Hemp seeds have long been prized as a high-quality source of plant-based protein and omega fatty acids. A single serving of hemp seeds, about two heaping tablespoons, provides 10 grams of protein and 10 grams of omegas. Hemp also packs in all nine essential amino acids, which we need to get through diet since our bodies don't produce them naturally. Hemp seed oil, which is the oil derived from pressed hemp seeds, contains the most essential fatty acids of any nut or seed oil. Of the three main hemp products on the market—seeds, oil, and protein powder—hemp seeds will provide the broadest spectrum of nutritional benefits per serving.

Hemp is rich in omega fatty acids, which are prone to breaking down and spoiling. The one thing you want to look for when buying a bag of hemp seeds is a totally opaque package that doesn't have a window for you to look at the actual seeds. A window means the contents of the bag are being exposed to light, which means it's likelier those omegas will spoil quicker and go rancid. Also look for a "packaged on" or "best before" date on the bag and buy the newest product you can find. This will help prolong your hemp seeds' freshness.
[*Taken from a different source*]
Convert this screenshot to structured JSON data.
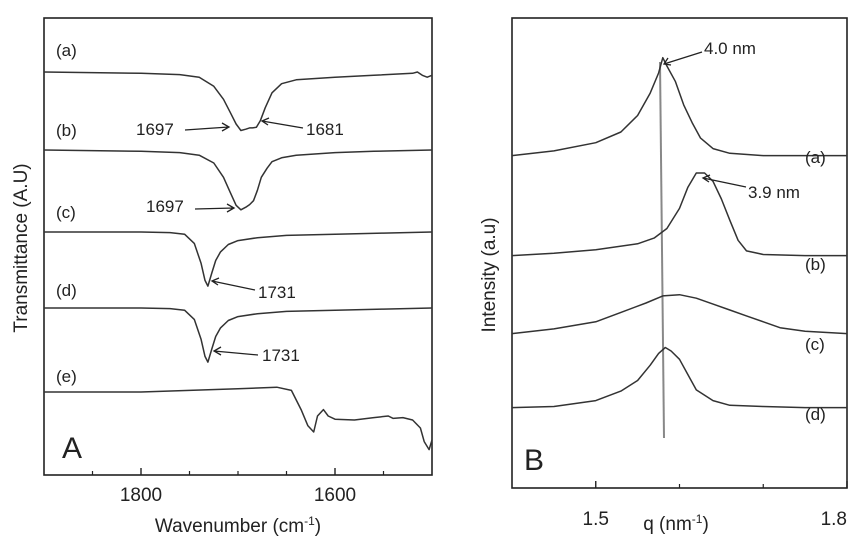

Once open, put the package or its contents in an airtight container and refrigerate or freeze it to extend the shelf life. Once opened, you can expect a bag of hemp seeds to last for about a year in the refrigerator or freezer. If you keep a package in your pantry, however, that shelf life will be more like 3 to 4 months. If you give your bag of seeds a sniff and they smell rancid, toss them.